Optimization of high temperature thermal energy storage by the thermocline technology – Opticline

Solar energy conversion and storage by Concentrated Solar Power (CSP) technologies receive an increasing attention because the integrated thermal energy storage (TES) system enhances the reliability, the dispatchability (production of electricity on demand) and reduces the operational cost of CSP plants (increase of annual capacity factor). Currently available options of TES system for CSP applications mainly include two-tank storage and single tank thermocline. Two-tank storage is the most common design and widely used in which hot and cold fluids are located into two separate tanks. In single-tank thermocline storage, both hot and cold fluids are stored within the same tank, but separated by a temperature gradient (stratification) during different operating periods. It is a more cost competitive (about 35% cheaper compared to two-tank storage) and efficient option: space compactness, reduced thermal loss, use of cheap solid materials as fillers and no extra heat exchanger needed between hot and cold tanks.

However, no industrial-scale prototype was built and tested in the world since about 30 years. The main scientific barriers include: (1) lack of detailed data obtained by independent research organization; (2) reduced controllability of the temperature stratification which may be strongly disturbed by maldistribution of the injected inlet fluid flow; (3) non-optimized packing configurations of solid fillers. How to overcome the flow maldistribution problem is actually one major challenge. In fact, the improper design of fluid distributor/collector may cause the flow non-uniformity, local turbulence and recirculation. The mixing of hot and cold fluids and the disturbance of the temperature stratification (increase of the thermocline thickness) will reduce the energy efficiency of the system and the storage capacity.
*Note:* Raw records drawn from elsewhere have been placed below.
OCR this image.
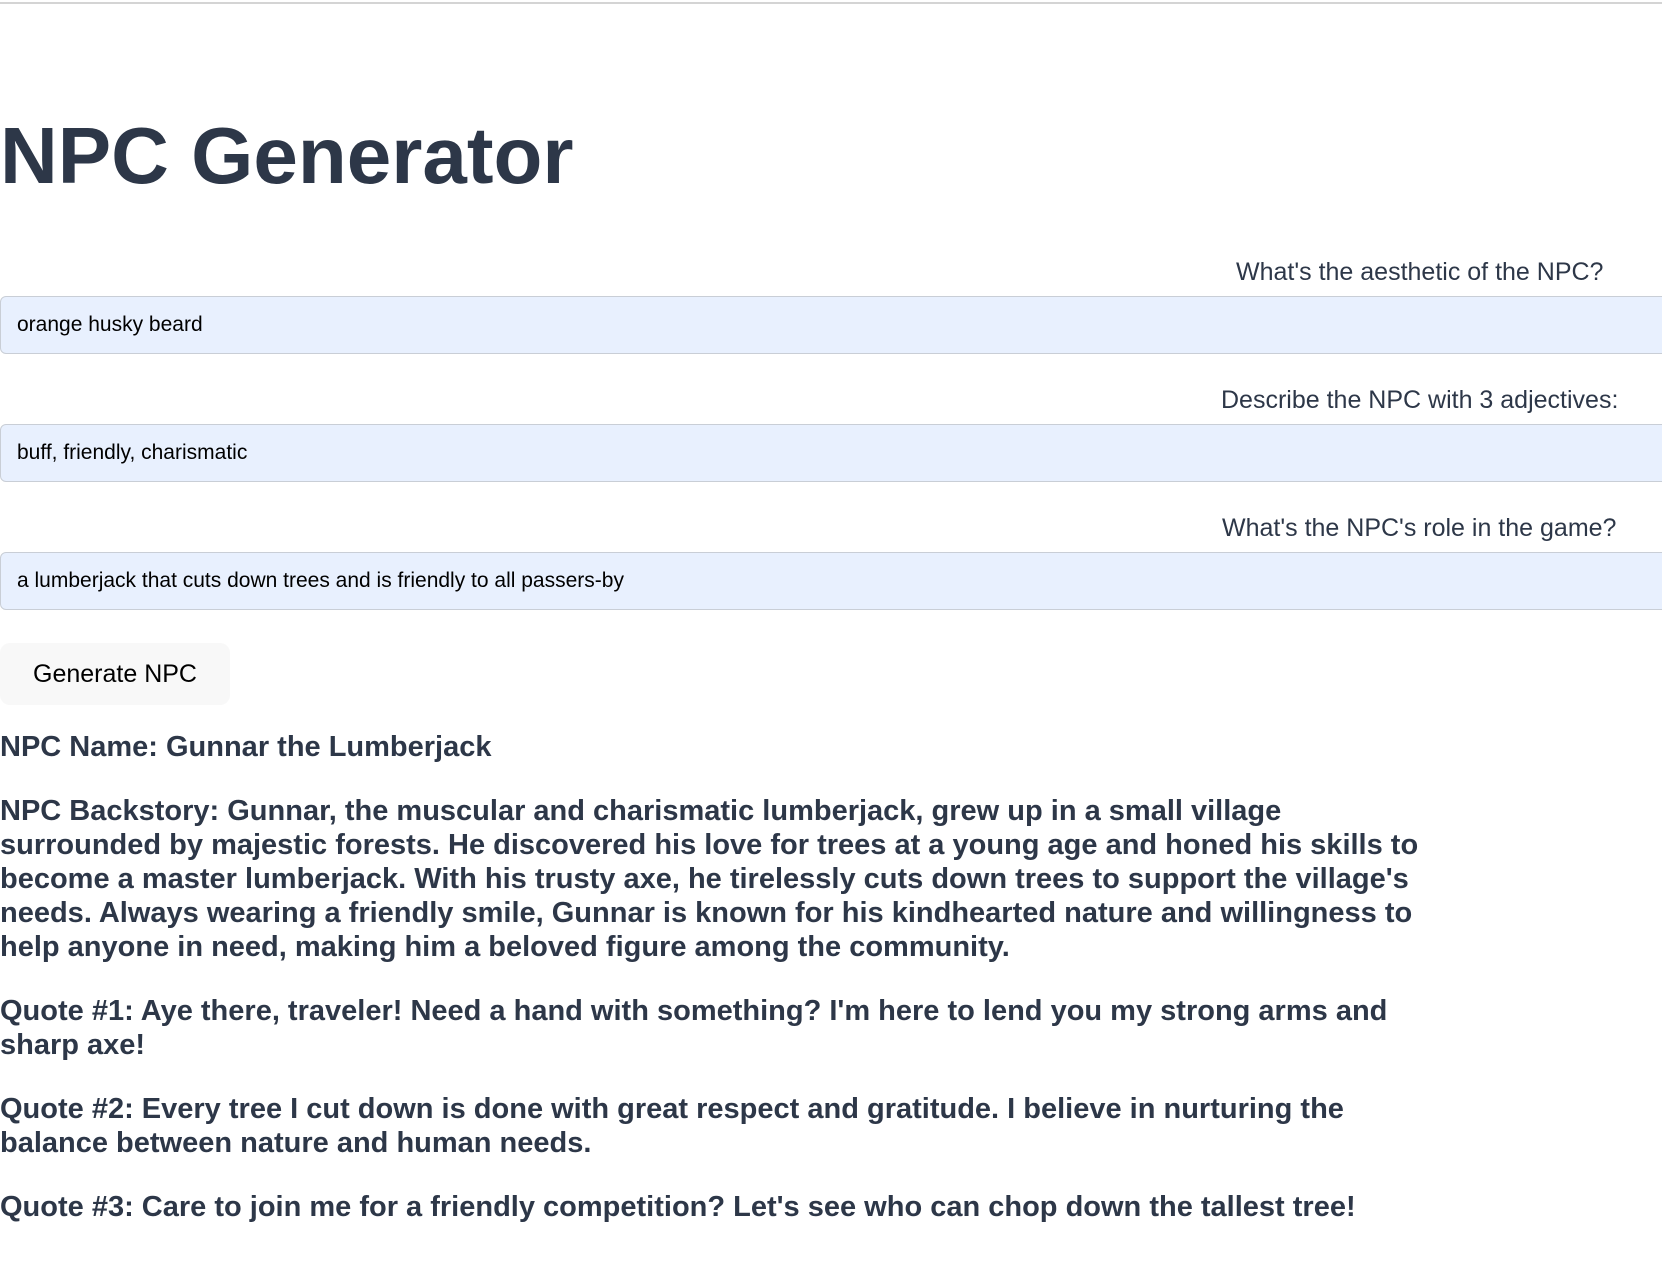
NPC Generator
What's the aesthetic of the NPC?
orange husky beard
Describe the NPC with 3 adjectives:
buff, friendly, charismatic
What's the NPC's role in the game?
a lumberjack that cuts down trees and is friendly to all passers-by
Generate NPC

NPC Name: Gunnar the Lumberjack

NPC Backstory: Gunnar, the muscular and charismatic lumberjack, grew up in a small village surrounded by majestic forests. He discovered his love for trees at a young age and honed his skills to become a master lumberjack. With his trusty axe, he tirelessly cuts down trees to support the village's needs. Always wearing a friendly smile, Gunnar is known for his kindhearted nature and willingness to help anyone in need, making him a beloved figure among the community.

Quote #1: Aye there, traveler! Need a hand with something? I'm here to lend you my strong arms and sharp axe!

Quote #2: Every tree I cut down is done with great respect and gratitude. I believe in nurturing the balance between nature and human needs.

Quote #3: Care to join me for a friendly competition? Let's see who can chop down the tallest tree!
The general objective of this project is to design and develop a single tank thermocline technology with high energy efficiency and storage capacity by thermal stratification and optimized packing configurations, as a TES system for CSP plants. In fact, this innovative technology is not limited to CSP applications but can be applied in the TES sector in general. The major novelties of the proposal include: (1) systematic studies from the design tools, the modeling, local experiments to the prototypes testing and scaling up guidelines. All these steps were never performed before with the purpose of developing a validated model that can be applied to thermocline tank scaling-up; (2) optimized baffled fluid distributor/collectors to solve the flow maldistribution problem, which was rarely tackled before. The energy efficiency improvement and the storage capacity enhancement by maintaining the undisturbed temperature stratification in the thermocline will be highlighted; (3) use of recycling materials as fillers to reduce the material cost (by a factor of 5 to 10), an idea developed in the framework of a previous ANR project SOLSTOCK, but has never been demonstrated at pilot scale (>100 kWth).

The proposal is thus ambitious. It presents a research of multi-scale nature from the fundamentals (3D modeling, fluid management) via a lab-scale experiments for hydrodynamic study and fluid/solid interactions, to the field testing of pilot-scale prototypes with different heat transfer fluids and global performance evaluation/optimization of the TES system. Finally it includes steps towards the system integration optimization, the scaling-up issue and the commercialization of the thermocline technology for CSP plants.

The project will be realized in collaboration between two academic partners (LTEN-CNRS and PROMES-CNRS) and two industrial partners (Eco-Tech Ceram and ADF PROCESS INDUSTRIES). The consortium presents excellent and complementary experience and expertise. The strategies and methods for operating the project are well established to ensure its good progression.